July 10 (Bloomberg) -- Nickel is leading declines of the main industrial metals on the London Metal Exchange this year, with surpluses dragging down copper to aluminum and zinc.
Nickel production will exceed demand by 68,000 metric tons this year, and copper will have its first surplus since 2009, according to Standard Bank Group Ltd. Inventories of nickel in warehouses monitored by the LME rose 85 percent in the past year to a record, according to bourse data today. Aluminum and nickel are near four-year lows and copper last month was the cheapest in three years.
“2013 has been a tough year for global commodity markets,” UBS AG in London said in a report dated yesterday. “While demand growth for key markets such as iron ore, the coals and copper is actually positive and robust, they continue to be overwhelmed by even stronger supply growth.”
Industrial metals have slumped this year amid signs of economic slowdown in top user China and on speculation the U.S. Federal Reserve will taper bond purchases. Nickel, along with aluminum, zinc and copper, will be in surplus this year, according to Barclays Plc. Aluminum will have a seventh consecutive surplus, Morgan Stanley estimates show.
Nickel for delivery in three months on the LME rose 2.4 percent to $13,641 a ton by 3:57 p.m. today. The metal used in stainless steel yesterday extended declines to the lowest price since May 2009. Tin is the second-worst performer on the LME, down 16 percent. Aluminum fell to a four-year low of $1,758 a ton on June 27 and has dropped 12 percent this year.
UBS yesterday cut this year’s nickel forecast by 10 percent and reduced the 2014 estimate by 6 percent. The bank’s analysts see “subdued” commodities prices seen through 2015.
Nickel open interest, or the number of futures outstanding, climbed to 210,266 contracts as of July 8, the highest level on record, LME data showed today.

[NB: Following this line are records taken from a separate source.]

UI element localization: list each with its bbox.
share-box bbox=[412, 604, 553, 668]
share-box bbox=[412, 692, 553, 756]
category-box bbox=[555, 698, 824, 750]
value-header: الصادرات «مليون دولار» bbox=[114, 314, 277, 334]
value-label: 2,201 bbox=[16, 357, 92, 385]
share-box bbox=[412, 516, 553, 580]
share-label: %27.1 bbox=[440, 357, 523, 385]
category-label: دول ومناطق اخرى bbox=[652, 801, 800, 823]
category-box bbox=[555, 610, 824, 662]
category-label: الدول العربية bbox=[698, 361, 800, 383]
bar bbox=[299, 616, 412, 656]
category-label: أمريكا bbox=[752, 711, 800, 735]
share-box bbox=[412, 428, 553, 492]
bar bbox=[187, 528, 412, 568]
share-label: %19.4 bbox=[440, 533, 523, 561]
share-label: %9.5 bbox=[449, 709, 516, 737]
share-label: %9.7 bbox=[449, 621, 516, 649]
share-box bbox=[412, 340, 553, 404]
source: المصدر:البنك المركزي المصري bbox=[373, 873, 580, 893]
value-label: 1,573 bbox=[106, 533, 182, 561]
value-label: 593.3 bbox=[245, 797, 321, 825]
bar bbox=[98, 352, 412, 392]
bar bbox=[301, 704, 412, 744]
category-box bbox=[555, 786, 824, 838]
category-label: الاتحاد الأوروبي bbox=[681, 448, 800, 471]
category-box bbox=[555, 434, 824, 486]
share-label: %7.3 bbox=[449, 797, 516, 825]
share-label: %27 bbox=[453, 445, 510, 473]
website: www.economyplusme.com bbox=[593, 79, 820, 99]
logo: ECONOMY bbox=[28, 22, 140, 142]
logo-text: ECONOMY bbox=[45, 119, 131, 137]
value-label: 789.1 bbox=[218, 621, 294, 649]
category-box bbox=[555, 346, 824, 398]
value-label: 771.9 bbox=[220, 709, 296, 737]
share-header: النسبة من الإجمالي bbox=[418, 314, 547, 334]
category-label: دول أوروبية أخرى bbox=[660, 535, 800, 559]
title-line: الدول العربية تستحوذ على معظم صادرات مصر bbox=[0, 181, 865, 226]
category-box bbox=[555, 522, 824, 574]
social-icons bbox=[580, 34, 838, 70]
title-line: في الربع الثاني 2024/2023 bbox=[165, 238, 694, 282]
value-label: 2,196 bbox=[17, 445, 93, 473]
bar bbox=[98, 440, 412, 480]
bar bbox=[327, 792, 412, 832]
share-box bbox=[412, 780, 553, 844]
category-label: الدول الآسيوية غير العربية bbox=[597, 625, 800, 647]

Open interest expanded from a week earlier as prices fell 3.8 percent, suggesting new short positions, or bets on declines.
“Fresh shorts were added by technical players,” RBC Capital Markets Ltd. said in a report today. “Current prices mean a lot of Chinese nickel pig iron production is no longer viable. This is a market that is primed for a squeeze.”
Copper production will exceed demand by 150,000 tons this year, Standard Bank estimates. Prices last month fell to $6,602 a ton, the lowest since July 2010, and are down 14 percent this year. The zinc surplus will be 290,000 tons in 2013, according to Barclays. Zinc has dropped 8.8 percent this year.